16 GÜNLÜK BEBEĞİ ANNESİNDEN AYIRIRSAN BU MAĞDUR EDEBİYATI DEĞİLDİR
Avrupa İnsan Hakları Sözleşmesi'nin 14. maddesi var. Adil yargılama maddesi. OHAL'de bu madde askıya alınıyor. Sonra da dönüp Yenikapı ruhundan bahsediyor. Hapisteki gazeteciler! Neden kelepçe takarsını? Mağdur edebiyatı yapmayın diyorlar bize; bizim yaptığımız mağdur edebiyatı değil. 16 günlük bebeği annesinden ayırırsan bu mağdur edebiyatı değildir ey Binali Yıldırım. Sende çoluk çocuk sahibisin.
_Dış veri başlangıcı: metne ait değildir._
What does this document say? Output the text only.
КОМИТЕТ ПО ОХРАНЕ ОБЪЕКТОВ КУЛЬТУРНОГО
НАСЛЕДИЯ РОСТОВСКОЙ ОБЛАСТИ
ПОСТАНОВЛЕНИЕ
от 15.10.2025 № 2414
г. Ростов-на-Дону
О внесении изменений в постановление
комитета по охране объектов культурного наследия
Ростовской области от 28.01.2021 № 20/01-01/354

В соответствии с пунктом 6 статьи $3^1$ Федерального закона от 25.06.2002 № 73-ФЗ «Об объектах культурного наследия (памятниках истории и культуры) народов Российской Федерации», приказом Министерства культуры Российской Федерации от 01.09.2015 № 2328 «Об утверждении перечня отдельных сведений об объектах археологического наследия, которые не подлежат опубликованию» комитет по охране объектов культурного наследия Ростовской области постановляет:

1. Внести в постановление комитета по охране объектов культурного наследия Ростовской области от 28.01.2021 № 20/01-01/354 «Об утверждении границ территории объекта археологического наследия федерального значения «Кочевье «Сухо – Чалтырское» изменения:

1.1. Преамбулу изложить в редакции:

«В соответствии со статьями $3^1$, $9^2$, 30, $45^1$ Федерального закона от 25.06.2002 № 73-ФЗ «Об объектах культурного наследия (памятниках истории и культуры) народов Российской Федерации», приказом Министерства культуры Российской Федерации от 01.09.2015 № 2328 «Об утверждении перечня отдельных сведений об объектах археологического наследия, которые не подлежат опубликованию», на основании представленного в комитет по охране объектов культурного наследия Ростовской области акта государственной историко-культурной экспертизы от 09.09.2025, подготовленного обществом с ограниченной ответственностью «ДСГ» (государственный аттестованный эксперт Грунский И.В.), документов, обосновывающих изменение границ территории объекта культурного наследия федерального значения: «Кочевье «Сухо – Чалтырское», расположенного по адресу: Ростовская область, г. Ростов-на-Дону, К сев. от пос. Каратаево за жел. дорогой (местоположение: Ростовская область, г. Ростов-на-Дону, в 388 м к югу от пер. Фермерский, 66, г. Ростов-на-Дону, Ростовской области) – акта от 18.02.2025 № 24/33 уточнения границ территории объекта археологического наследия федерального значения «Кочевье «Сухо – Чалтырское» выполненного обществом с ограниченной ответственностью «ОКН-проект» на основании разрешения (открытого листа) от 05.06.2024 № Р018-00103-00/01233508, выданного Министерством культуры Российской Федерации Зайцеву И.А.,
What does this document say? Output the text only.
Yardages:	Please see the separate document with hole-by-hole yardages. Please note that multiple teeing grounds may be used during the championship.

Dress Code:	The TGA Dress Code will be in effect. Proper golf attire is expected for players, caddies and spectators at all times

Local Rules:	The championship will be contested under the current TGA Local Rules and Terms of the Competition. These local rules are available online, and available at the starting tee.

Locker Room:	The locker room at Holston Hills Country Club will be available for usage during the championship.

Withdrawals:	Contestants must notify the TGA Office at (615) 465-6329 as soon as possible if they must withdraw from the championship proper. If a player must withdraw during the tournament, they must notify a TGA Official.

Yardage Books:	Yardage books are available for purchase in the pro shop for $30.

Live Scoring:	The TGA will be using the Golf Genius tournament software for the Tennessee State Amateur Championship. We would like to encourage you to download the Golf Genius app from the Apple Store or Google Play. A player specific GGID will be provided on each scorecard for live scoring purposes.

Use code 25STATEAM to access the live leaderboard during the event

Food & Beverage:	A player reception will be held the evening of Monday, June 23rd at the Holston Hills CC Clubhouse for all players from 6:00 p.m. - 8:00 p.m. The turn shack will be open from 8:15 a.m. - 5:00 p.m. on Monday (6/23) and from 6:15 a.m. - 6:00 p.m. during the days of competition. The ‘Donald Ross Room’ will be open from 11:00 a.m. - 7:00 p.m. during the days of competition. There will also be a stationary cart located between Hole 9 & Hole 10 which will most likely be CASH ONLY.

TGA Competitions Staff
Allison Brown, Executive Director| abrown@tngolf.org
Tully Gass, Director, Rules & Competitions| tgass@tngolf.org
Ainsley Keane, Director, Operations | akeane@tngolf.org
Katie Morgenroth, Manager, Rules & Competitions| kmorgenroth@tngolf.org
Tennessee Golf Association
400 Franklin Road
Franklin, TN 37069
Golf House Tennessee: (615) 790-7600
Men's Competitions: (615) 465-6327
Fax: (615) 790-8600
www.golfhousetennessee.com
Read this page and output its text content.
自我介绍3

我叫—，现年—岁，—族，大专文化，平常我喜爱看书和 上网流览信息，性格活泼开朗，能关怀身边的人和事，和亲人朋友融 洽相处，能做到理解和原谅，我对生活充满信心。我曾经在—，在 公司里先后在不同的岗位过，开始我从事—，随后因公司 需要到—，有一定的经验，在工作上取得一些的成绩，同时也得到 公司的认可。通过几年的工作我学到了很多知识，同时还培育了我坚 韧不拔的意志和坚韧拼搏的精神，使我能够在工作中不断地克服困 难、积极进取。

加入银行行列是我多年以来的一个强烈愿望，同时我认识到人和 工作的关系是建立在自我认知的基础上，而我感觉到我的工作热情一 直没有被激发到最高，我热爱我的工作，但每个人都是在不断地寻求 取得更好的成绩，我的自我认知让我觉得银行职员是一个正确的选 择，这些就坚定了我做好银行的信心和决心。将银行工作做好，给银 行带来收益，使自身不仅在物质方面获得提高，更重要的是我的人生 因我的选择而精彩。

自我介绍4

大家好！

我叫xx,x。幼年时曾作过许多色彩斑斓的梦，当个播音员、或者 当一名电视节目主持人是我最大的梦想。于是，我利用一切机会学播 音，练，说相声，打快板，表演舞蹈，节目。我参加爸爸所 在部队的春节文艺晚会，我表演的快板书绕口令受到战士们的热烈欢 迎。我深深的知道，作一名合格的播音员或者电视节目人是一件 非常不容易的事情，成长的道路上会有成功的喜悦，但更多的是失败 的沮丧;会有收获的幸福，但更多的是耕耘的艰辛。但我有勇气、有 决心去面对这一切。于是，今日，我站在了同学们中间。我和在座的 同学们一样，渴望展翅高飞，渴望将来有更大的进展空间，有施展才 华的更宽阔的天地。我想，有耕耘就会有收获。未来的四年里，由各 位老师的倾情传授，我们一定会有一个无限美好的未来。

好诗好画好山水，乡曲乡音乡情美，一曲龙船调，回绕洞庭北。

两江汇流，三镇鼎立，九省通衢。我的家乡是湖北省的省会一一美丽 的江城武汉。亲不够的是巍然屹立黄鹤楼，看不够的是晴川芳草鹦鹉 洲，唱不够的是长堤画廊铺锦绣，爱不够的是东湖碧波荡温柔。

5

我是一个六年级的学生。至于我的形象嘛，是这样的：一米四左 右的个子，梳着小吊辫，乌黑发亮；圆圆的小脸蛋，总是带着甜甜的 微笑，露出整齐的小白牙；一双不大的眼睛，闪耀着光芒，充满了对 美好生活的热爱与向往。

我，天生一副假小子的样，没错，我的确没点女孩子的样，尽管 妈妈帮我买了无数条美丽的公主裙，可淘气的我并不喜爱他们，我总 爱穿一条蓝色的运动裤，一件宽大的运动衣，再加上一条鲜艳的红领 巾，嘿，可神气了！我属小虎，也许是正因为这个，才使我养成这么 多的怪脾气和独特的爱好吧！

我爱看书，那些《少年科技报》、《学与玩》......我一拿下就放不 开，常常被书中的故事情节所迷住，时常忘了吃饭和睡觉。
Eşine sor bakayım o çocuk nedir annesi için. Yargılanmadan mahkum olmadan sen bir adamı nasıl suçlu ilan edersin!
Bakın biz darbeye karşıyız, askeri öldürenleri yakalayın, vatandaşı öldürenleri yakalayın. Adaletin önüne çıkarın heabını sorun! Ama kardeşim sen böyle yapmıyorsun, vatandaştan hesap soruyorsun. Bütün Türkiye genelinde 1 milyon mağdur var. OHAL öncesi hocalar üniversiteden bildiri yayınlamışlar onları da üniversiteden atıyorlar. Mahkum oldular mı, hayır, bazıları yargılanıyor bazıları yargılanmıyor. Biz mağdurların hakkını korumak zorundayız. Zulme meyletmeyeceğiz.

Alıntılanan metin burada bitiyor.